Before the balloon was shot down on Saturday, the Pentagon briefed the chairmen and top members of the House and Senate Armed Services Committees and Defense Committees of the House and Senate Appropriations Committees, and followed up with a post-surgery briefing, a White House spokesperson said.
At a separate briefing on Sunday, representatives from the Secretary of Defense’s office read an opening statement about the three incidents in Florida and Texas, but did not respond to questions, Waltz said. They also did not release details about the nature or size of the balloons, or whether the incidents were reported to the chain of command.

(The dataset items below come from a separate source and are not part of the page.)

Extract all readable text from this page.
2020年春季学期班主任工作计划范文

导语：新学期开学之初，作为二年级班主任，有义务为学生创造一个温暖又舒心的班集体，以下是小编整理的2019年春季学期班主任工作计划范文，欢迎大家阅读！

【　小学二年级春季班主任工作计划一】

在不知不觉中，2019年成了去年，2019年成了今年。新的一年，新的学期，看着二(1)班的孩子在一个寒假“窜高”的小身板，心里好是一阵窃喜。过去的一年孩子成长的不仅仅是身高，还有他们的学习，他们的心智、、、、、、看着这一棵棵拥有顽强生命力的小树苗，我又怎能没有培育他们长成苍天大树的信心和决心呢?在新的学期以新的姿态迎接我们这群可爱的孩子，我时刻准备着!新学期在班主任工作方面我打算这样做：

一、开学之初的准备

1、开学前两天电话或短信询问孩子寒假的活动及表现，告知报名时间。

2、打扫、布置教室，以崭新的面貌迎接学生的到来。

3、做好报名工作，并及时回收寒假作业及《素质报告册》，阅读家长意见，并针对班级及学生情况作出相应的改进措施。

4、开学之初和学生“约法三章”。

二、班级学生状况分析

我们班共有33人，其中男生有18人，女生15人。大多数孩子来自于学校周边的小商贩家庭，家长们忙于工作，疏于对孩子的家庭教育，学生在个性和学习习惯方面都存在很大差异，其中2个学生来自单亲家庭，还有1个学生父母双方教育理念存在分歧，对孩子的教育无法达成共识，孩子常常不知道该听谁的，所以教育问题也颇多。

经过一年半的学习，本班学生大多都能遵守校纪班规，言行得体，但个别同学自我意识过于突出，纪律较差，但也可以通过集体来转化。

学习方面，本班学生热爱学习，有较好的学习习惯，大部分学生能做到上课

Waltz said he spoke separately with a member of the Joint Chiefs of Staff, who told him similar incidents had happened eight times.
Senior Biden administration officials have since said the information was uncovered after the previous administration left and have offered to brief former officials on the new intelligence.
However, O’Brien said Monday afternoon he had not been contacted about possible briefings.
Waltz said he was unhappy with the briefing he received on Sunday and is requesting additional information from the Pentagon.
“You can’t just say our airspace has been repeatedly violated and not give us details,” he said.
The developments come as the military begins work to recover balloon debris from waters off the East Coast.
A Navy landing ship, the USS Carter Hall, is near where the balloon crashed off South Carolina and is collecting and categorizing the debris, VanHerck said. The USNS Pathfinder, an oceanographic survey vessel, is also working to produce a map of the balloon’s debris field. He noted that rough seas hampered recovery operations on Sunday.
Meanwhile, forces trained in unexploded ordnance disposal traveled to the site in a rigid-hulled inflatable boat this morning and will deploy unmanned underwater vehicles equipped with side-scan sonar to locate the debris.
The military is concerned that the remnants of the balloon’s payload may contain explosives or hazardous materials, and wants to ensure site security, VanHerck said. The balloon was up to 200 feet tall, with an airliner-sized payload that weighed “over a few thousand pounds”.